Edition number 40; dateline 6 April 2011
The Leisure Review symposium: buoyed by a new
way of thinking
As editor of The Leisure Review, it fell to me to offer some remarks at the opening and closing of a number of sessions during the inaugural TLR symposium. Apart from demonstrating a little too clearly why I am a writer rather than a speaker, I was also aware that I was using the word ‘buoyed’ rather too liberally whenever I took the floor. I may have tested the patience of a few members of the symposium who noticed but I make no apology; buoyed is how I felt.
This aquatic chirpiness was not solely down to the fact that The Leisure Review symposium had, after more than a year of planning and fretting, arrived and been delivered successfully to the general acclaim of those present. This mood was also attributable to the fact that so many of our most respected colleagues from across the sport, leisure and culture sector had showed themselves to be keen and able to embrace the different way of thinking about the sector that we had sought to offer. In the location, Wadham College, Oxford, and the centrepiece of the programme, The Leisure Review lecture, we had taken a consciously intellectual approach to which we hoped symposium members would respond. That they did so with such enthusiasm and such eagerness was in no small measure down to the gentle elegance of the college and the masterly presentation of our lecturer, Sam Jones. However, it also demonstrated the intelligence, experience and expertise that we had been able to gather even in such difficult times. It is understandable that there were many senior practitioners who had contacted us to tender their apologies but those who had made the trip to Oxford showed a heartening willingness to engage with the sport, leisure and culture sector beyond their own immediate environments, taking their share of the responsibility for steering the sector through such uncertain times.
Throughout the symposium conversation turned to the issue of leadership and symposium members repeatedly expressed their hopes for the newly formed professional body, the Institute for the Management of Sport and Physical Activity. Such expressions of faith may have been a little premature given that the organisation had only been scheduled formally to come into being on the symposium’s second day but I would hope that those involved with the new institute will, once appointed, recognise the spirit in which the advice and expectations were offered. If the institute is able to build on the spirit shown by symposium members it should be able to hit the ground running and, given the lurching progress made towards its inception over recent years, no one is under any illusions that this is exactly what it is going to have to do.

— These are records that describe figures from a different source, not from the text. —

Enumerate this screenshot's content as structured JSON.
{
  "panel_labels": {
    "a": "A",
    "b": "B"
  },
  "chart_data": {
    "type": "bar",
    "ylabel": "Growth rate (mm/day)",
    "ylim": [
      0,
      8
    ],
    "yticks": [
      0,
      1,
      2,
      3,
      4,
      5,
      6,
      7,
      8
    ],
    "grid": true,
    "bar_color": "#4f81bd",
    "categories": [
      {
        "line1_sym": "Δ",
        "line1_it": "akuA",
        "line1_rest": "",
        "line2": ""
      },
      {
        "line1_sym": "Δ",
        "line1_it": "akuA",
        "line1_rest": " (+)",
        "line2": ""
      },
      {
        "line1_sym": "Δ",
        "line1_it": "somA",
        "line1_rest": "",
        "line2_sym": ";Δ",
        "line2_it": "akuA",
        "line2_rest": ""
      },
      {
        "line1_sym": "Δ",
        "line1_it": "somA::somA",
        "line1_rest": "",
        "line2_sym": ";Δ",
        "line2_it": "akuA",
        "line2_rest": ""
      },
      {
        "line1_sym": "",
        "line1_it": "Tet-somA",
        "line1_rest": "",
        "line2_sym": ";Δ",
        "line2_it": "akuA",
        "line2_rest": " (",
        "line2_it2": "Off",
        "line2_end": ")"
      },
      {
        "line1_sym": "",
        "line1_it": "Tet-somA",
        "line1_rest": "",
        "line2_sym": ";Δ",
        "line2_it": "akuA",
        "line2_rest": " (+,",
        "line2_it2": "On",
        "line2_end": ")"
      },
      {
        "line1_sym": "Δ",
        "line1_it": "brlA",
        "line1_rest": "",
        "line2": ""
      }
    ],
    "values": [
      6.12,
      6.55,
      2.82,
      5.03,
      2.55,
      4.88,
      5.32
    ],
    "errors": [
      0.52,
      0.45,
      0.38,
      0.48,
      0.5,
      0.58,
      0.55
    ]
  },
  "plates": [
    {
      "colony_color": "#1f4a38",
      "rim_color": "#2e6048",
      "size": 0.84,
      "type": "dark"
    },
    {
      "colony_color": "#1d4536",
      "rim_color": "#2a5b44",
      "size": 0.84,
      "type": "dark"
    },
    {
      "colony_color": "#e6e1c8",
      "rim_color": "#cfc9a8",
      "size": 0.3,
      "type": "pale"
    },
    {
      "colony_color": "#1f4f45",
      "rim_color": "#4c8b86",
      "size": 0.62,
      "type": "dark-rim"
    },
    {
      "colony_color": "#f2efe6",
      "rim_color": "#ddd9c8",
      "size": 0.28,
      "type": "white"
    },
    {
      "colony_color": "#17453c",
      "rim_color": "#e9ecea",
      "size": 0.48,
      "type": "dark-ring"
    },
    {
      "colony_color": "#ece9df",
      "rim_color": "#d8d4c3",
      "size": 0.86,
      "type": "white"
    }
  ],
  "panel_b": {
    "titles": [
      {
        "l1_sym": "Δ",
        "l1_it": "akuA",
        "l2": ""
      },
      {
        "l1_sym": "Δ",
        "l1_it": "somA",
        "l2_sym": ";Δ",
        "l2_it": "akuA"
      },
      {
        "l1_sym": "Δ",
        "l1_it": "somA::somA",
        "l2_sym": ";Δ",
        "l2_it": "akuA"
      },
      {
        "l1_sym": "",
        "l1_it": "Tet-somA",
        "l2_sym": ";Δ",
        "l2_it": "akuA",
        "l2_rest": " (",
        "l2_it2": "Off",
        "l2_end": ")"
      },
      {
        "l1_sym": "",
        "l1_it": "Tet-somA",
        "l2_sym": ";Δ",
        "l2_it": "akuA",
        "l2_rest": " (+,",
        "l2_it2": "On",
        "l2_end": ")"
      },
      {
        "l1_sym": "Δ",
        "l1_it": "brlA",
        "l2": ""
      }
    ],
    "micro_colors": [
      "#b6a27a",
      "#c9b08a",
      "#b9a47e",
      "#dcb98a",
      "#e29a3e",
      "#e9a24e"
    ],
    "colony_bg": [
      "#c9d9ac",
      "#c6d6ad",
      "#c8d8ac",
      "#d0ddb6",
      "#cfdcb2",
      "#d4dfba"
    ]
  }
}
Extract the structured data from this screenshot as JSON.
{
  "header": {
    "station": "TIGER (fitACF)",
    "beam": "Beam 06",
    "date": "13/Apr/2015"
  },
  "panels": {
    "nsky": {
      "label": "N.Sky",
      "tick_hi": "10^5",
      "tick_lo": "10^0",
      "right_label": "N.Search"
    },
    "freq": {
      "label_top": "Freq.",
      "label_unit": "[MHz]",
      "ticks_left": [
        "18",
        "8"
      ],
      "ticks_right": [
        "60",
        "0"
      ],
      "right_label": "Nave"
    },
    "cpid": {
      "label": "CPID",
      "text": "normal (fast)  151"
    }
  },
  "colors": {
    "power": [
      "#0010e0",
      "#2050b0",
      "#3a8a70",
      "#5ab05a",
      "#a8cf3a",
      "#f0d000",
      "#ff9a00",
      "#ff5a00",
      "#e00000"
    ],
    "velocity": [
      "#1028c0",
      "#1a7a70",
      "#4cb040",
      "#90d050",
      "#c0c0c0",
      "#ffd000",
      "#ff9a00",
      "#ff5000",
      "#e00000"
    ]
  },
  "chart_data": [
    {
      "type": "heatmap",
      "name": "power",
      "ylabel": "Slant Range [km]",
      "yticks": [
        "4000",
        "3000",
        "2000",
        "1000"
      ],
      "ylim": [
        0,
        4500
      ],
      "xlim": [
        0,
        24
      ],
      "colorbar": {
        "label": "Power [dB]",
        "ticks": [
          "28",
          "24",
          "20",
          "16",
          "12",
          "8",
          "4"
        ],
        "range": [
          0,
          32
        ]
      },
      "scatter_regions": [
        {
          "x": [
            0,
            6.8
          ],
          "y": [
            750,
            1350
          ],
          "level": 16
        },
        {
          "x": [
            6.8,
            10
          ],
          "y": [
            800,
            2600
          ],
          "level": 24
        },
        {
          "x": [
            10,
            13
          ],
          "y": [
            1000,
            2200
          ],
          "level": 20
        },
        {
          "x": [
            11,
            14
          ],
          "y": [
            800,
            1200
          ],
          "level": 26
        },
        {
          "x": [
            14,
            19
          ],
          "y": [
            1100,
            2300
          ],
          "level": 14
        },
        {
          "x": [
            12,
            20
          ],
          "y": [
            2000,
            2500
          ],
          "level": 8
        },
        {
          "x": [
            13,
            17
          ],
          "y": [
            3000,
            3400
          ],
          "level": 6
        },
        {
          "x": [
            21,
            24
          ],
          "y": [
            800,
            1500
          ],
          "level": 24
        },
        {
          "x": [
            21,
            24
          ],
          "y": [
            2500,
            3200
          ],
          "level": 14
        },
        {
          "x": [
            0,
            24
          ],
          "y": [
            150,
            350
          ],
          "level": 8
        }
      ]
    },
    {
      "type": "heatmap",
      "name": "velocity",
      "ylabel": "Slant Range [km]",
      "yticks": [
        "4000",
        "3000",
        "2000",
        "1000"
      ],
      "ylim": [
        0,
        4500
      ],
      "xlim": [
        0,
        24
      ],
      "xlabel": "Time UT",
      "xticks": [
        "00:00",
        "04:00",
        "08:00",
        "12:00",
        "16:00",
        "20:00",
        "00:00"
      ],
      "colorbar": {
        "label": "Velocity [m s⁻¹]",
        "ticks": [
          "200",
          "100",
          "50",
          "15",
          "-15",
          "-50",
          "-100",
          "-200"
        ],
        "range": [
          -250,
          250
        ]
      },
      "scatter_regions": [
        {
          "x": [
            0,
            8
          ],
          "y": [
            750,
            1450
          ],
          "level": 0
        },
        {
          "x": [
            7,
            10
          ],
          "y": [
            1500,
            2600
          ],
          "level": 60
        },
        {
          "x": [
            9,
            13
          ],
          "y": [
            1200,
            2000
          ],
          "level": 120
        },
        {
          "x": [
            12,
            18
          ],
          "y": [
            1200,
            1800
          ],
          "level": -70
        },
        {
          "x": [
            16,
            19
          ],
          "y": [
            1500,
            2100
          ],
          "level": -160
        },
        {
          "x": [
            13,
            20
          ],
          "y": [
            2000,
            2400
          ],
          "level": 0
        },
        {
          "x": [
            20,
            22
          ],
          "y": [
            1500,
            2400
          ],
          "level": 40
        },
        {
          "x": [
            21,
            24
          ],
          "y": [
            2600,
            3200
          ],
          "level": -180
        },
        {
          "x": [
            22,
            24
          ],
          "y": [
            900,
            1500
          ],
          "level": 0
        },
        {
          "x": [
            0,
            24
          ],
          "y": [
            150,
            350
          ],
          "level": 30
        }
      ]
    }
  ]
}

For those readers of The Leisure Review who were not able to join us a full review of proceedings is available in this issue. We hope we have managed to capture the feel and flight of the event. We are gratified by the enthusiasm with which symposium members threw themselves into a minimally formatted programme, by the manner in which they responded to the challenges of leadership that emerged and by the general agreement that the symposium should be held in a very similar fashion next year. Our thanks go to everyone who was there, all those who could not be there but offered such support in their absence, and those who responded so positively to requests to put themselves in harm’s way on impromptu panels or as session leaders. Thanks also to First City Events whose attention to detail ensured that we arrived in Oxford in good shape and were then unable to put too many feet wrong.
The debate that took place within the symposium will not stop now that the event has been written up. The Leisure Review symposium communiqué was drawn up by symposium members as an expression of action and intent; you may wish to support some of its aspirations and discuss some of its conclusions via your own networks. This debate on shaping the future of the sector will continue through the pages of The Leisure Review and via The Leisure Review symposium group on LinkedIn. All this will, we hope, support the continuing development of the sector and also serve to set the agenda for next year’s event. Before we left Wadham we took the liberty of making a reservation for 12/13 April next year. Bookings for the symposium, the sequel, are now being taken.